Die Hockenheimring GmbH, die zu 94 Prozent der Stadt gehört, hatte zuletzt immer wieder das Land aufgerufen, sich finanziell zu beteiligen. Die Sport-Chefs der vier im Motorsport tätigen deutschen Autobauer hatten eine Beteiligung ausgeschlossen. Ecclestone weigerte sich zudem, der deutschen Traditionsstrecke bei den Lizenzgebühren entgegenzukommen.

Seit 1970 31 WM-Rennen

Seit 1970 wurden 31 WM-Läufe der Formel 1 auf dem Hockenheimring ausgetragen. Rekordsieger ist Michael Schumacher mit vier Erfolgen. 2008 gewann der spätere Weltmeister Lewis Hamilton (Großbritannien). Zuletzt hatte es 1960 kein Formel-1-Rennen auf deutschem Boden gegeben.

Anstatt finanzielle Hilfen für die Rennstrecke zu beschließen, hatte die Landesregierung am Dienstag lediglich beschlossen, dass Oettinger (CDU) und Beck (SPD) das Gespräch mit Ecclestone suchen sollen, um generell über die Zukunft der deutschen Formel-1-Strecken Hockenheimring und Nürburgring zu sprechen.

Dabei hatte sogar Ecclestone erklärt, dass es "jetzt an der Regierung ist, ihnen zu helfen. Ich kann nicht verstehen, warum das nicht passiert."

"Umsatz von etwa 40 Millionen Euro"

Karl-Josef Schmidt, Geschäftsführer der Hockenheimring GmbH hatte bereits Ende der vergangenen Woche sein Unverständnis deutlich gemacht. Er könne nur hoffen, dass sich das Land "einen Ruck gibt. Es handelt sich hier schließlich nicht um irgendein Ereignis, sondern um ein sportliches Großevent, das an einem Wochenende einen Umsatz von etwa 40 Millionen Euro einbringt", sagte er und monierte auch die Wettbewerbsnachteile:

"Wir messen uns hier mit einer 20.000-Einwohner-Stadt mit Metropolen wie Singapur oder Melbourne. Ohne eine maßgebliche Beteiligung eines Dritten kann das nicht gut gehen." Dass es nach 2011 überhaupt kein Formel-1-Rennen mehr in Deutschland gibt, hielt er "nicht nur vorstellbar, sondern für ein durchaus realistisches Szenario".

Auch Nürburgring schreibt rote Zahlen

Denn auch der Nürburgring schreibt mit der Königsklasse des Motorsports längst nur rote Zahlen. Dort aber kommt das Land Rheinland-Pfalz als 90-prozentiger Anteilseigner noch weitgehend für die Verluste auf.

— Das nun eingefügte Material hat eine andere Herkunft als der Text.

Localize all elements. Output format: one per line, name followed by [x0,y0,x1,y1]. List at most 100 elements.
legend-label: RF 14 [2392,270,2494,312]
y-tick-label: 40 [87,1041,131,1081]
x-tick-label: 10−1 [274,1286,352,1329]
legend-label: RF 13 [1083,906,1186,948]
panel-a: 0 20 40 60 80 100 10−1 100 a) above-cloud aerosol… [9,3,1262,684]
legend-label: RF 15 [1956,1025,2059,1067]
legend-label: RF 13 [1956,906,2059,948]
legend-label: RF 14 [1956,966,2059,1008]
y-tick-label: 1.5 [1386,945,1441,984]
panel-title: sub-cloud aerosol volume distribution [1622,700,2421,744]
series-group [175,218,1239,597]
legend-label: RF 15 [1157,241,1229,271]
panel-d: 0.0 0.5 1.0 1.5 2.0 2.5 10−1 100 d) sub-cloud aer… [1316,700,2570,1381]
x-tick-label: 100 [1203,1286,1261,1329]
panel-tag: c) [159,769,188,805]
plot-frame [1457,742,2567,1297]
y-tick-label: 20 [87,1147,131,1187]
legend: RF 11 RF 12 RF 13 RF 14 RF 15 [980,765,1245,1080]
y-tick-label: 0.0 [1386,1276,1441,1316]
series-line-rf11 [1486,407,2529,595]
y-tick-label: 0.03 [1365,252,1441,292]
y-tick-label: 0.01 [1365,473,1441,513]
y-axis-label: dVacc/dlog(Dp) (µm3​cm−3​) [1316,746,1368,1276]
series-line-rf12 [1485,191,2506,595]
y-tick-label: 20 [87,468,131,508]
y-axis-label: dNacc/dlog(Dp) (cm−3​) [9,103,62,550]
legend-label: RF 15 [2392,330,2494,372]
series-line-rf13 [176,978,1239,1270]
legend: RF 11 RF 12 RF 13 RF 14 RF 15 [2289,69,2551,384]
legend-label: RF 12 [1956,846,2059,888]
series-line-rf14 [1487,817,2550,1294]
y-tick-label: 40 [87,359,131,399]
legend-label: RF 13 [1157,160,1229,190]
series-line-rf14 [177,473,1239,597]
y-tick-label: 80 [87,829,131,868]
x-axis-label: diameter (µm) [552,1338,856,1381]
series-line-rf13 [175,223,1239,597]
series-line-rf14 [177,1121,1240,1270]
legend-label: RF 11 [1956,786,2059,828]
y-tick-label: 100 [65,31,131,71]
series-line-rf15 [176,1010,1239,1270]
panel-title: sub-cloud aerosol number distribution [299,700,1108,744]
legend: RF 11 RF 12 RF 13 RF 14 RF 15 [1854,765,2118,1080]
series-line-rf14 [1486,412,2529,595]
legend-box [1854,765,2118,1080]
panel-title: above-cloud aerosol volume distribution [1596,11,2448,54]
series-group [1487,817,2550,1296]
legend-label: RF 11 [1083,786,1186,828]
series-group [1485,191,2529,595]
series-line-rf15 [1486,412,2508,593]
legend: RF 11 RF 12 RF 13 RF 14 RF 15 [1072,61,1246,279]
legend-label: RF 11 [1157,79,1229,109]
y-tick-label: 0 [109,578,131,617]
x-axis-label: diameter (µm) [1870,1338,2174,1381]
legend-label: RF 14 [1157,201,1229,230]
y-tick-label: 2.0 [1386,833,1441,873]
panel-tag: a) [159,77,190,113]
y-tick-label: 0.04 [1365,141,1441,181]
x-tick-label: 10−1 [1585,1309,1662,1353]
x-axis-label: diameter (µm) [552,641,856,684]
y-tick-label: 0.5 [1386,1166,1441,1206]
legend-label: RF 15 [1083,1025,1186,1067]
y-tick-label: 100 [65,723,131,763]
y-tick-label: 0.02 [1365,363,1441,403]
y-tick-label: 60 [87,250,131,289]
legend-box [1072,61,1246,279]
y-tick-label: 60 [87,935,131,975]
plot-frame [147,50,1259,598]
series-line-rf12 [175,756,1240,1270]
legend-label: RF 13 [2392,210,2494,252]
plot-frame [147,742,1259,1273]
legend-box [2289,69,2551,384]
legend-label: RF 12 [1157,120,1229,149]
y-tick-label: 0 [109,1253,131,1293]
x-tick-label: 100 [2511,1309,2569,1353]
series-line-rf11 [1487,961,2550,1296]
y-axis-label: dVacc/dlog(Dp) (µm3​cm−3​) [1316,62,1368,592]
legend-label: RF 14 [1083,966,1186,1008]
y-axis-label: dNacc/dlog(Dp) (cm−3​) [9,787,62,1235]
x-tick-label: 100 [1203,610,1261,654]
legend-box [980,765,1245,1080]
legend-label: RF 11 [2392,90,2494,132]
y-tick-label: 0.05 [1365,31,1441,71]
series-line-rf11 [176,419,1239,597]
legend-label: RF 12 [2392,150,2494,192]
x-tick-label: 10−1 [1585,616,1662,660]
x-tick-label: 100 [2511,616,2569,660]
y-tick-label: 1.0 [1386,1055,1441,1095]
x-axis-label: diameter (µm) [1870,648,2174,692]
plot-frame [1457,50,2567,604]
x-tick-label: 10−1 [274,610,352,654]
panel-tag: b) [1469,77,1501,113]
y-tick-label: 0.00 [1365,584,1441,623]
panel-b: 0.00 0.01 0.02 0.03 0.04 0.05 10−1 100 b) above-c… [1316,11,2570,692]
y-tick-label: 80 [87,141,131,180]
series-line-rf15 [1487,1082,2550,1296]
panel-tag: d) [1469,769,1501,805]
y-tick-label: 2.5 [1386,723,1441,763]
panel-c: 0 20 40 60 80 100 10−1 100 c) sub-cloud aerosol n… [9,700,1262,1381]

Der WM-Lauf 2009 findet am 12. Juli auf dem Nürburgring statt, der Vertrag läuft auch noch für 2011.

Ecclestone hat Alternativen

Alternativen hat Ecclestone längst gefunden. 2010 findet das erste Formel-1-Rennen in Südkorea statt, ein Jahr später ist Indien erstmals dabei.

Auch der Plan eines Stadtrennens in Rom ist nicht vom Tisch. Auch mit London gibt es weiter Gespräche über ein Stadtrennen.

Eine Rückkehr in die USA sei ebenfalls kein Problem, dieses Rennen würde dann aber nicht mehr in Indianapolis stattfinden. Ecclestone schwebt offenbar Las Vegas, New York oder Miami vor.